Chatterjee had some theatrical experience before his first film role, and subsequently became a star in numerous films made by other directors, mainly in the Bengali cinema. While the memory of his performances in those films has faded, the roles he has played in Ray's films—as the husband in Devi , the suitor with tartan socks in Teen Kanya , the thinly veiled portrait of Rabindranath Tagore in Charulata , the arrogant leader in Aranyar din Ratri , or the revolutionary in the more recent Ghare Baire —have left a lasting impression. Chatterjee's last collaborations with Ray have also been impressive, such as in Ganashatru , where Chatterjee, as Dr. Ashok Gupta, emotionalizes the conflicting pulls of the beliefs of the orthodox society, and the mechanics of modern science, where eventually no one is the winner. And in Uttoran , the last script penned by Satyajit Ray and directed by his son Sandip Ray, the talents of Soumitra Chatterjee are showcased, again. He brings a new depth to the character of Dr. Sengupta, the cardiologist, who is cosmopolitan in living and outlook. Satyajit Ray's intention of making a commentary on modern medicine losing the values of humaneness, was realized by the complexity that Chatterjee brought to the portrayal. When the doctor is stuck in a village due to a flat tire, his experiences change his outlook. Drawn irrevocably into the life of a sick peasant and his family, the doctor decides it is time for him to do a good deed. It is Chatterjee's talents that makes us question if this conventional climax is an end at all, or only a beginning.

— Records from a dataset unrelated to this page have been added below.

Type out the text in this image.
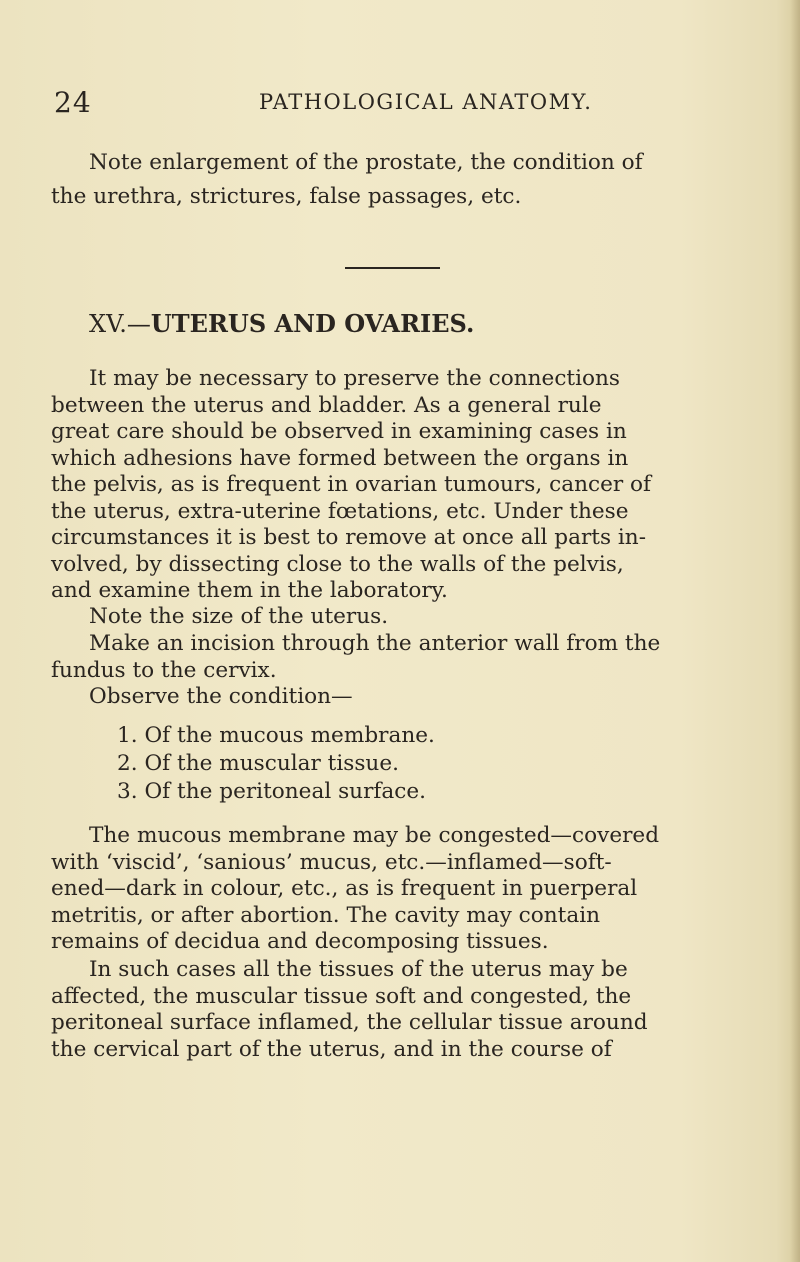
24	PATHOLOGICAL ANATOMY.
Note enlargement of the prostate, the condition of
the urethra, strictures, false passages, etc.
XV.—UTERUS AND OVARIES.
It may be necessary to preserve the connections
between the uterus and bladder. As a general rule
great care should be observed in examining cases in
which adhesions have formed between the organs in
the pelvis, as is frequent in ovarian tumours, cancer of
the uterus, extra-uterine fœtations, etc. Under these
circumstances it is best to remove at once all parts in-
volved, by dissecting close to the walls of the pelvis,
and examine them in the laboratory.
Note the size of the uterus.
Make an incision through the anterior wall from the
fundus to the cervix.
Observe the condition—
1. Of the mucous membrane.
2. Of the muscular tissue.
3. Of the peritoneal surface.
The mucous membrane may be congested—covered
with ‘viscid’, ‘sanious’ mucus, etc.—inflamed—soft-
ened—dark in colour, etc., as is frequent in puerperal
metritis, or after abortion. The cavity may contain
remains of decidua and decomposing tissues.
In such cases all the tissues of the uterus may be
affected, the muscular tissue soft and congested, the
peritoneal surface inflamed, the cellular tissue around
the cervical part of the uterus, and in the course of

Indian actors and actresses have often been accused of onedimensional performance, either heroic or villainous, with no subtlety of nuance or gesture. It is a tradition inherited from the theatrical origins of Indian cinema, whereas Ray's cinema, imbibing the values of his colonial overlords and firmly rooted within the tradition of Western humanism, set out to create psychologically rounded characters and thus changed the whole style of cinema acting in India. According to Chatterjee, "Ray's films brought about a real change from the acting point of view—actors began trying to be cinema actors. I didn't know what to do when Mr. Ray first asked me. I didn't know the real difference between stage and screen acting." He seemed to have quickly mastered the difference, for Ray regularly returned to Chatterjee with more and more challenging roles.